Profitability, Firm Value, and Tax Aggressiveness With Corporate Governance as Moderation
Keywords:
Profitability, Firm Value, Corporate Governance, Tax AggressivenessAbstract
Purpose: This study aims to examine the effect of profitability and firm value on tax aggressiveness with corporate governance as a moderating variable.
Method: This study uses quantitative methods with a sample of manufacturing companies listed on the stock exchanges of ASEAN countries for the period 2018-2023. The sample consists of 633 companies determined using purposive sampling based on data from published annual reports. Data analysis was carried out using a panel data regression model with the Fixed Effect Model selected as the best model.

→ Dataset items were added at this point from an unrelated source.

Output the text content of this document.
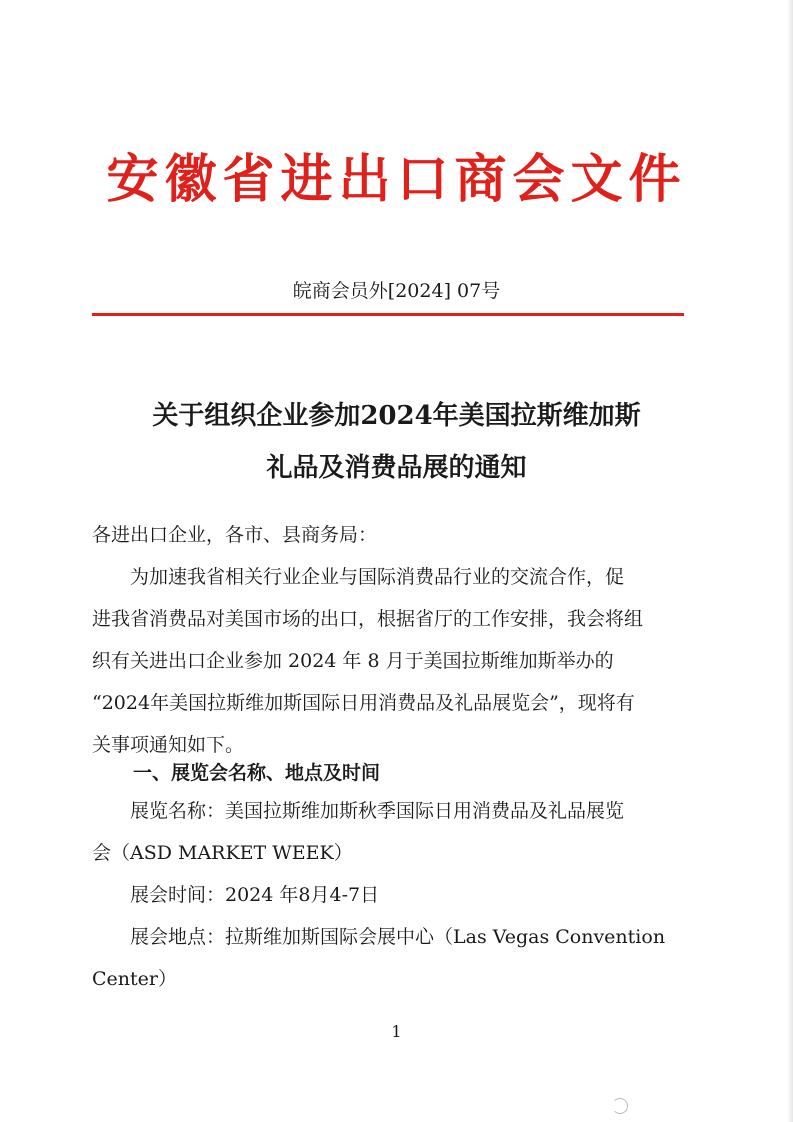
安徽省进出口商会文件
皖商会员外[2024] 07号
关于组织企业参加2024年美国拉斯维加斯
礼品及消费品展的通知
各进出口企业，各市、县商务局：
　　为加速我省相关行业企业与国际消费品行业的交流合作，促
进我省消费品对美国市场的出口，根据省厅的工作安排，我会将组
织有关进出口企业参加 2024 年 8 月于美国拉斯维加斯举办的
“2024年美国拉斯维加斯国际日用消费品及礼品展览会”，现将有
关事项通知如下。
一、展览会名称、地点及时间
　　展览名称：美国拉斯维加斯秋季国际日用消费品及礼品展览
会（ASD MARKET WEEK）
　　展会时间：2024 年8月4-7日
　　展会地点：拉斯维加斯国际会展中心（Las Vegas Convention
Center）
1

Finding: The results showed that profitability and firm value have a positive effect on tax aggressiveness; companies with high value tend to be more aggressive to improve shareholder welfare. Corporate governance is proven to weaken the relationship between profitability and tax aggressiveness, indicating that good governance reduces managers' tendency for aggressive tax actions. However, corporate governance is unable to moderate the effect of firm value on tax aggressiveness, likely due to limitations in supervisory mechanisms regarding strategic decisions for increasing firm value.
Novelty: This study contributes to the literature by expanding the sample coverage to a regional level (ASEAN companies) rather than a single country, and by specifically adding corporate governance as a moderating variable to understand its role in mitigating tax aggressiveness.